What I'm up to

NOTI

A daily word game of beautiful lies, played with your circle of five.

Working v0, not deployed

The game runs locally in browser and SMS simulation, but there is no public deploy or phone number attached.

NOTI means Not On The Internet. It is a daily word game of beautiful lies, played with your circle of five.

One obscure word a day. Everyone writes a fake definition. At night, everyone votes for the truth. You get +2 for finding the truth and +1 for every friend you fool.

The idea

The words are obscure enough that you cannot just Google them. That is the whole point. They are, proudly, not on the internet.

I want a daily game that does not require a feed, a streak economy, or a public leaderboard full of strangers. Five people is a better number. It is small enough that a good lie has a voice. It is small enough that missing a day feels like a human absence, not a metric dip.

The librarian part matters too. A real librarian files the words. Not because software cannot pick obscure words, but because the taste of the word is the game. A good NOTI word sits in the mouth. It looks fake before it becomes true.

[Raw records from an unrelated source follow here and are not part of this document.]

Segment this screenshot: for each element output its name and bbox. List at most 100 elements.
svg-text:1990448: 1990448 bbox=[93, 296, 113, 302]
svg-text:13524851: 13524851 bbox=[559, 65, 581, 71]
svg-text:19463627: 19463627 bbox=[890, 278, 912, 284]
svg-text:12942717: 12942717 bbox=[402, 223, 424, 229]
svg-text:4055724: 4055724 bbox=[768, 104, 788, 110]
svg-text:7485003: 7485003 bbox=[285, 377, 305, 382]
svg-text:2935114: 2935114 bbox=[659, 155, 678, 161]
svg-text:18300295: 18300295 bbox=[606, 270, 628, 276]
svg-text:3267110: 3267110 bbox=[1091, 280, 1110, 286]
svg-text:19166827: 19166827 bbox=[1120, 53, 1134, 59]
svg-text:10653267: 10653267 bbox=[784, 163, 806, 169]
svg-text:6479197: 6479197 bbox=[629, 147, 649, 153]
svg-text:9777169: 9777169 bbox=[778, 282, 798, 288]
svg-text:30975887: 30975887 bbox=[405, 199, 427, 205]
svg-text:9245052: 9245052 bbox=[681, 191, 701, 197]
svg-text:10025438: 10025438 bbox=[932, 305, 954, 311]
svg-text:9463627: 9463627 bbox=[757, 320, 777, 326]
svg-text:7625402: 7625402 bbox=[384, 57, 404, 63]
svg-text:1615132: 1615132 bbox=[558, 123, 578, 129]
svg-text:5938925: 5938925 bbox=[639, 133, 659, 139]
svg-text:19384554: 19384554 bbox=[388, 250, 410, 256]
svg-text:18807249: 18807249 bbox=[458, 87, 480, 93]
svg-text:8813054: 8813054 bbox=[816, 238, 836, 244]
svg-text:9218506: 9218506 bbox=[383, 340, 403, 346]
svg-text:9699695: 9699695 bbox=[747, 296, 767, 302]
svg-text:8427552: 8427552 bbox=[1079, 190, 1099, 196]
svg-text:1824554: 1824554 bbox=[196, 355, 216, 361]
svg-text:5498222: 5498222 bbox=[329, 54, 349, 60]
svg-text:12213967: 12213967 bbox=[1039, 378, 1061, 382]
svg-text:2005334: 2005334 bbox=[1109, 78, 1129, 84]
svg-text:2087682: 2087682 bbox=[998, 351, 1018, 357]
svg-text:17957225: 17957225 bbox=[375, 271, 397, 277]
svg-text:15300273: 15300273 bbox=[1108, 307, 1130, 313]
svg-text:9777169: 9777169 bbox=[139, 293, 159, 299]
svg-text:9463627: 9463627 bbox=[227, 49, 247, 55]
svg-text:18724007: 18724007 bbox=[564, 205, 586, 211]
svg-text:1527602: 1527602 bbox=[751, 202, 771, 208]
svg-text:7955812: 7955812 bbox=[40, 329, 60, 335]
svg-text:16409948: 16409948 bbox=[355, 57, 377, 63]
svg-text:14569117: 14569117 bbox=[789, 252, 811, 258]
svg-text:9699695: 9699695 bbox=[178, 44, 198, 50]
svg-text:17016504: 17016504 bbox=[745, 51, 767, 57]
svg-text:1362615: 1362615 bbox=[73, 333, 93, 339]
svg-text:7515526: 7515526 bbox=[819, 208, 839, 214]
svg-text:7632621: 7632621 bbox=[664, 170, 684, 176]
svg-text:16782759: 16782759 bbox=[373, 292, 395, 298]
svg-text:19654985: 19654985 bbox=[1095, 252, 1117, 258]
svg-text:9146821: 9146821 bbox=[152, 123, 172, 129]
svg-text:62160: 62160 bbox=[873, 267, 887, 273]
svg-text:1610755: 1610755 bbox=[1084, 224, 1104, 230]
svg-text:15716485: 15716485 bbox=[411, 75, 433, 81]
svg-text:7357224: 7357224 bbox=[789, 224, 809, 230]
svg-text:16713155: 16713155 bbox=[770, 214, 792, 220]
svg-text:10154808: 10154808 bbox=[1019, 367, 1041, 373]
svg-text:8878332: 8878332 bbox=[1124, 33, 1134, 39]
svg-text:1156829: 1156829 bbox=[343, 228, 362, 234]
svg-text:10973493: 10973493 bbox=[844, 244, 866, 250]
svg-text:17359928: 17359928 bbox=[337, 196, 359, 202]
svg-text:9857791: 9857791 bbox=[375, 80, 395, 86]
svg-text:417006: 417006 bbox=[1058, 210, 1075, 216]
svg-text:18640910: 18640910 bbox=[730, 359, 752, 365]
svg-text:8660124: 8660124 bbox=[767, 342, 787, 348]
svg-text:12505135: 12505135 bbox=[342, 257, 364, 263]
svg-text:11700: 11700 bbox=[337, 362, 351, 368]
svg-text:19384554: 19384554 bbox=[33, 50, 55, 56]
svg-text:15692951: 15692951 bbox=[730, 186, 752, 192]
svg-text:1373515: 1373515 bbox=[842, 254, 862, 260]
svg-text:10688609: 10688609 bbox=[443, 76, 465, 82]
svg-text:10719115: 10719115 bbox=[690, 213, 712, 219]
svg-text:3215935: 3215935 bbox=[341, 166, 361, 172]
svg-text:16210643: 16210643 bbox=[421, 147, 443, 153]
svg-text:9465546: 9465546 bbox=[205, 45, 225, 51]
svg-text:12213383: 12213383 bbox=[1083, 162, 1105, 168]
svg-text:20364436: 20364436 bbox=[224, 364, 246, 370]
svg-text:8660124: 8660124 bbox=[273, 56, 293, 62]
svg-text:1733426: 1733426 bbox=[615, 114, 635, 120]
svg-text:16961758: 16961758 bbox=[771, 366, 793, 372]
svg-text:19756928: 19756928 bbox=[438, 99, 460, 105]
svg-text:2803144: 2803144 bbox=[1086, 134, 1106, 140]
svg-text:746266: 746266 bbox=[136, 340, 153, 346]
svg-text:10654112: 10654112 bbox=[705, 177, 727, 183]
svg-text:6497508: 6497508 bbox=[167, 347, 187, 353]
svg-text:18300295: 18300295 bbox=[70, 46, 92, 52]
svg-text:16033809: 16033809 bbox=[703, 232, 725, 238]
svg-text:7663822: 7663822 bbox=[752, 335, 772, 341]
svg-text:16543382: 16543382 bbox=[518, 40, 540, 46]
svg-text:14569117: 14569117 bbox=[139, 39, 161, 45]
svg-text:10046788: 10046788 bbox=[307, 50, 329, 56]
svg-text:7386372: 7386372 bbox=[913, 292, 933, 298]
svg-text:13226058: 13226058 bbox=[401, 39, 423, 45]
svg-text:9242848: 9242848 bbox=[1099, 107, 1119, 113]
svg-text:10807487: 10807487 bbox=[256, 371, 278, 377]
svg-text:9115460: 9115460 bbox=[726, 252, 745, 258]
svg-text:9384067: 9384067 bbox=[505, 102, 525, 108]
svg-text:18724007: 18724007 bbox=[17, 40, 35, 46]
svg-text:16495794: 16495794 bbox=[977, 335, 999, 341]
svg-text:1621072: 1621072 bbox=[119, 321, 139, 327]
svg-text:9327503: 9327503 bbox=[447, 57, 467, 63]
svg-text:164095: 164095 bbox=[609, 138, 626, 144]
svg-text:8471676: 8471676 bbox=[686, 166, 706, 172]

The game is also built for SMS because a phone number is still the most universal game console. A browser is nice. A text thread is where the mischief belongs.

What exists today

  • A working v0 exists.
  • The game is playable in the browser.
  • The same game is playable entirely over text message in simulation.
  • There is a full SMS simulator wired to the same game engine as the real SMS webhook.
  • The game engine handles fake definitions, true definitions, voting, scoring, and reveal timing.
  • A 34-day prompt calendar exists.
  • There is a librarian word-filing form.
  • Filed words go through an admin review queue.
  • The site includes how-to-play, story, support, and privacy pages.
  • End-to-end tests cover the core game flow.
  • The public-library vision is part of the product shape, not a decorative partnership idea pasted on afterward.

The SMS simulator is the piece I care about most technically. I do not want the browser version and the text-message version to become two games with the same name. The simulator lets the real interaction model get tested before a phone number is attached.

What it isn’t yet

NOTI is not deployed publicly. There is no phone number attached. There is no live SMS bill to control. There is no production admin schedule. There is no first circle of strangers playing every day.

The word supply also needs care. A 34-day calendar is enough to prove the rhythm. It is not enough to run a real game for months without getting lazy. The librarian workflow has to stay human without becoming a bottleneck.

There are moderation questions too. Fake definitions are fun because people can write in their own voice. That also means the game needs a way to handle the predictable ways people can be gross in a small room.

Where it’s going

The plan is to run NOTI with public libraries. Every evening’s reveal should point back at the day’s library. A little daily word game can become a tiny attention engine for local institutions that still believe in words, context, and human help.

The first step is smaller: founding circles. I want strangers, not just friends, because friends are too forgiving and too likely to understand my exact kind of nonsense.

The working shape is one word in the morning, lies during the day, voting at night, reveal after dinner. Simple enough to explain in a text. Rich enough that people start developing tells.

NOTI sits near the hearth project in my head because both are about small rituals. One belongs on the family wall. One belongs in a little circle of phones without becoming the internet.